When we were in the Philippines, my nephew and I ended up at a bar one night. We ran into a group of tourists. I met a man. Of course he was a scuba instructor. Of course he was Irish. Of course it was cliché. We made out. I almost went back to his hotel. And then I didn’t.


I was a responsible aunt. Or maybe just protected by the old saying that God looks out for fools and babies. I’ve probably been both at various points. Yes, I’m very gay. No, I’m not interested in unpacking the spectrum of sexuality here. That’s not the point.


The point is this: that wasn’t the first time I made questionable choices while drowning in grief. And it wasn’t the last. Grief doesn’t ask permission. It shows up in your body, your decisions, and in your longing to escape yourself for even a moment.


Six years ago, I wrote this:

"We are born of love; love is our mother.” – Rumi


"Our mom’s health has been declining quickly in the last six months. That is why my siblings and I have been in the Philippines. Not for vacation, but to see our mother. To tell her we love her.


We traveled 5,000 miles to kiss her, to say thank you. Thank you for your sacrifices, your strength, your resilience, your bravery. Thank you for loving us the best way you knew how. Thank you for letting us love you back.


Watching one parent die from a terminal illness is hard. Watching another forget who you are is something else entirely. Navigating a country where your language skills feel like a four-year-old’s, while handling culture, laws, and banking, is overwhelming.

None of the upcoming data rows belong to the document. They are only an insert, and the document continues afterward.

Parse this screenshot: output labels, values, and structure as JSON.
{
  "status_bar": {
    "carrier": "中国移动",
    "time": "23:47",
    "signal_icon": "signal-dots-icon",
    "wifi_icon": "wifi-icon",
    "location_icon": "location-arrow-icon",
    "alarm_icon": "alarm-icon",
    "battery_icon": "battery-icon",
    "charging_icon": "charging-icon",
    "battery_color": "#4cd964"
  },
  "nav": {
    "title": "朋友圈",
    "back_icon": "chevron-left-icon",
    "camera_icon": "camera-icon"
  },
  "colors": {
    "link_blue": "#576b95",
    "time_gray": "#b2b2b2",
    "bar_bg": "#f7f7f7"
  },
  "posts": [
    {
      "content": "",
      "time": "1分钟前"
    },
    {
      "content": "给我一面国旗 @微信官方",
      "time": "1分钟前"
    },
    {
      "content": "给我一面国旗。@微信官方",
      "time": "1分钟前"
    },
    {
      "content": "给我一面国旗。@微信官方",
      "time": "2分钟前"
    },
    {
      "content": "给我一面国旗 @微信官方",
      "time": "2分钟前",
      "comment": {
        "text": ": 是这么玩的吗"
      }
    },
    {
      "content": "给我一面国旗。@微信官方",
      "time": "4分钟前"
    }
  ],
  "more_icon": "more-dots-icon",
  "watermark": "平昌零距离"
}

We were sad. Frustrated. Exhausted. But we had each other.


My mother lived many lives. In the Philippines and in the U.S. She raised four stubborn children and, in her 60s, helped raise our nephew. Even in her weakest moments, she still made sure we ate. Because that’s what good Filipino mothers do. They feed you."


I read that now and feel tenderness for who I was. I was raw. Unmoored. Doing the best I could with a broken heart and a body carrying anticipatory grief.


Six years later, I am different.


Not untouched by grief. But more honest about it. More patient with myself. More aware of how loss lives in the body and leaks out sideways when it isn’t tended to.


I still miss my mother. That never goes away. But I carry her differently now. In how I show up. In how I care for people. In how I feed others. In how I try to choose presence over escape.


Grief didn’t make me weaker. It made me more human. It made me better.


And if I could tell my six-years-ago self anything, it would be this:


You’re not broken. You’re grieving. Be gentle. Stay. Let yourself feel it all.

I’m still learning.

Still healing.

Still loving.


And still grateful for the woman who taught me what love looks like, even at the end.


❤️❤️❤️


Lenten Reflection


Lent reminds me that God and Jesus are always in the margins. In grief. In confusion. In the moments we don’t recognize ourselves and make choices we don’t fully understand yet.


When you feel abandoned, maybe you aren’t. Maybe God is sitting beside you in the ache, not rushing you through it. Maybe Jesus is closer in the mess than in the moments when everything looks put together.


Lent doesn’t ask us to be perfect. It asks us to stay. To pay attention. To trust that even in wilderness seasons, we are not alone.


May these days be gentle.

May they be honest.

May they lead us toward wholeness, one small step at a time.


Take care of yourself. Take care of each other.